By Shannon S. Ballard, CIPP, CIPP/G, and Lauren Saadat, CIPP, CIPP/G
Australia, Canada, New Zealand, the United Kingdom, and the United States recently concluded an information-sharing agreement under the auspices of the Five Country Conference (FCC) to support visa, immigration, and/or admissibility determinations between countries. The agreement commits all members to uphold high standards in the protection of privacy and personal data. The Privacy Impact Assessment (PIA) is a useful tool to meet this commitment. The Department of Homeland Security’s US-VISIT program will issue a PIA to fulfill its privacy obligations under the agreement. The PIA will be available on the DHS Privacy Office Web site (www.dhs.gov/privacy).
The PIA provides transparency to the traveling public about the intended use of their personal information and how it will be shared. This is consistent with establishing public trust in cross-border information-sharing programs. There is a broader movement within the international privacy community towards conducting PIAs on programs that contain personal information. For the U.S., under the E-Government Act of 2002, PIAs are required for all federal government agencies on all new or substantially changed technology that collects, maintains, or disseminates personally identifiable information. The DHS Privacy Office Web site includes published guidance on conducting effective PIAs.
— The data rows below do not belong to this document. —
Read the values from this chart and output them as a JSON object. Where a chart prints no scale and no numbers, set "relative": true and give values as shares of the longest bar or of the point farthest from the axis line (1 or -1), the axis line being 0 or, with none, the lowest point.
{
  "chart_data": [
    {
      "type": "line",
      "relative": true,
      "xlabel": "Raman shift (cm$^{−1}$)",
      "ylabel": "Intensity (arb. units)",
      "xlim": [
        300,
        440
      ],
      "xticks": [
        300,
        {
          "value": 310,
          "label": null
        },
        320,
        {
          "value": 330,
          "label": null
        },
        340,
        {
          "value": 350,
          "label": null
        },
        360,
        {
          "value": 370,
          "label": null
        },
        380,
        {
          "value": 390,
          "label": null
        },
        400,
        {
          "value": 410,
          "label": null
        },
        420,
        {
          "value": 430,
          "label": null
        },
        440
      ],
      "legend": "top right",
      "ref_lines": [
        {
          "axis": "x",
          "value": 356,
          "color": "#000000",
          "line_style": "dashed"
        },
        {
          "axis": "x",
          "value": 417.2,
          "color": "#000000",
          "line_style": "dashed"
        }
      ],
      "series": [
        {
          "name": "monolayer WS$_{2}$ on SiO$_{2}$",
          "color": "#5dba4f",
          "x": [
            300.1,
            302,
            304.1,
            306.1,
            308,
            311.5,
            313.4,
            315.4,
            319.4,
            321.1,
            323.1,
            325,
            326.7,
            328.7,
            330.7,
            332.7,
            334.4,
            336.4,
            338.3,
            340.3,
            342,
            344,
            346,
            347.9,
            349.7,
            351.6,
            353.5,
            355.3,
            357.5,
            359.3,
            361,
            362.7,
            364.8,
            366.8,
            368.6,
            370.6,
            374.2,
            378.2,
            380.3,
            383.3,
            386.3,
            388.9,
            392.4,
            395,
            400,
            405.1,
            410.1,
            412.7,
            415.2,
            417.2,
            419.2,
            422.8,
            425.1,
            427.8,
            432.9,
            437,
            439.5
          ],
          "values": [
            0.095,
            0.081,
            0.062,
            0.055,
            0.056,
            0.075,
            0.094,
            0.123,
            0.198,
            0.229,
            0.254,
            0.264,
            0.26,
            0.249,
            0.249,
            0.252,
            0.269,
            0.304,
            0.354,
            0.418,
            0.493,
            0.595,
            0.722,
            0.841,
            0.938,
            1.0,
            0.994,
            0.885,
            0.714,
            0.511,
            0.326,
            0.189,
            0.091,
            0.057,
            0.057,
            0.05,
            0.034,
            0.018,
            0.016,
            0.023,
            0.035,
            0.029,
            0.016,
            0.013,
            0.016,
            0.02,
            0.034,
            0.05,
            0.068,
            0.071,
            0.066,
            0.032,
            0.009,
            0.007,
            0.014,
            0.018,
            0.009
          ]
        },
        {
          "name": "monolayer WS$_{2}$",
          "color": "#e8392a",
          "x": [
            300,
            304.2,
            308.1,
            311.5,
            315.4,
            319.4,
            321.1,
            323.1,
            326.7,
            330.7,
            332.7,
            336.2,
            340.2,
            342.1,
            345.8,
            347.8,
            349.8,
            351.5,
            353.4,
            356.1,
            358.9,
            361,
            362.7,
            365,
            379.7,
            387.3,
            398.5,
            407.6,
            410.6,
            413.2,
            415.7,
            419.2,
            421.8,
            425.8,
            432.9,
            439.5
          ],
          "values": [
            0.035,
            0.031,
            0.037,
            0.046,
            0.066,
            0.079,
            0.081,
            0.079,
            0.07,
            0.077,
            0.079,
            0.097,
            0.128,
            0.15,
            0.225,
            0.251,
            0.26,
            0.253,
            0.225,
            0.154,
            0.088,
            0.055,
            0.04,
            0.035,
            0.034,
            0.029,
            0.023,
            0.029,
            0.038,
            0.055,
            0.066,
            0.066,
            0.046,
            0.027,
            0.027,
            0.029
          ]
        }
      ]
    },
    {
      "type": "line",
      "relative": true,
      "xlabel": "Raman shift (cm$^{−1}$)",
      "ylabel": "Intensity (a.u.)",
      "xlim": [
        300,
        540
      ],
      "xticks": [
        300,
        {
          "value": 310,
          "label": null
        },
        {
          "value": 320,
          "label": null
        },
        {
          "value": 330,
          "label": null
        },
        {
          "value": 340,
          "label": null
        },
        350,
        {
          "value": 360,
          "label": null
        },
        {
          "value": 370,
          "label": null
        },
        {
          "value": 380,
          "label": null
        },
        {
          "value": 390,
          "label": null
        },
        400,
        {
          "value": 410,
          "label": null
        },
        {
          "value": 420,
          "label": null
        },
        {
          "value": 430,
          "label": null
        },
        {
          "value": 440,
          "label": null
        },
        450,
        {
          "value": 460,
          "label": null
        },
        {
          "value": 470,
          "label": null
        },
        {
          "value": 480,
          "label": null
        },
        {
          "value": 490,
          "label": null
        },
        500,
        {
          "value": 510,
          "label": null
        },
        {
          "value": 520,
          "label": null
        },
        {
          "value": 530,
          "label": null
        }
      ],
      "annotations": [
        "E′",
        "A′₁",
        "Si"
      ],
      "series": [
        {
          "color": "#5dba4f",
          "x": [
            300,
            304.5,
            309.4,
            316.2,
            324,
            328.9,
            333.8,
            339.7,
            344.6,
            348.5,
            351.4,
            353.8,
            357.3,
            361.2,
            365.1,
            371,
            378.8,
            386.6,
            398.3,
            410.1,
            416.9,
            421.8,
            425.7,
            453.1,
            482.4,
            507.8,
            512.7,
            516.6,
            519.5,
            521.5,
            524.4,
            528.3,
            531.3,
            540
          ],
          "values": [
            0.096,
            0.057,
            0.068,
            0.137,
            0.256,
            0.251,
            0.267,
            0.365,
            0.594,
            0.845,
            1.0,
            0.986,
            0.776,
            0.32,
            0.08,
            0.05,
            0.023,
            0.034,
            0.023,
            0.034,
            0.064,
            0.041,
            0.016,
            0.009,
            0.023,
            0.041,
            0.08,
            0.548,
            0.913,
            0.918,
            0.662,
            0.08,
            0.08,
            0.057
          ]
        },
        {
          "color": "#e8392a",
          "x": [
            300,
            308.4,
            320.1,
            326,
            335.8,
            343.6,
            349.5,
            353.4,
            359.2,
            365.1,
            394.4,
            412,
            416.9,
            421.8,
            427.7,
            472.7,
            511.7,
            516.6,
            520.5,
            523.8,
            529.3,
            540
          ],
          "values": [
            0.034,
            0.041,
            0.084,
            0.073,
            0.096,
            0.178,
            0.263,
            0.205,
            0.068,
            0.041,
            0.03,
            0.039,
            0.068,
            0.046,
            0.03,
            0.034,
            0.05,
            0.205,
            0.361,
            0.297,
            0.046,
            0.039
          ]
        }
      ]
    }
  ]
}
To increase accountability and transparency, more governments are moving toward using PIAs. Australia, Canada, and New Zealand have policies encouraging the use of PIAs, however not all PIAs are publicly available. In June 2008, the UK Cabinet Office mandated the use of PIAs for government Information and Communications Technology (ICT) projects that impact individuals’ privacy. The PIAs must occur before the development of new or alteration of existing IT systems. A recent French Senate Information Report about privacy and data protection also noted this movement. The report (at www.senat.fr/rap/ r08-441/r08-441.html) complimented the extent of data protection in the United States and noted that the U.S. is, in some ways, more advanced than Europe in terms of data protection, particularly regarding transparency about potential security vulnerabilities, such as the loss, theft, or alteration of data.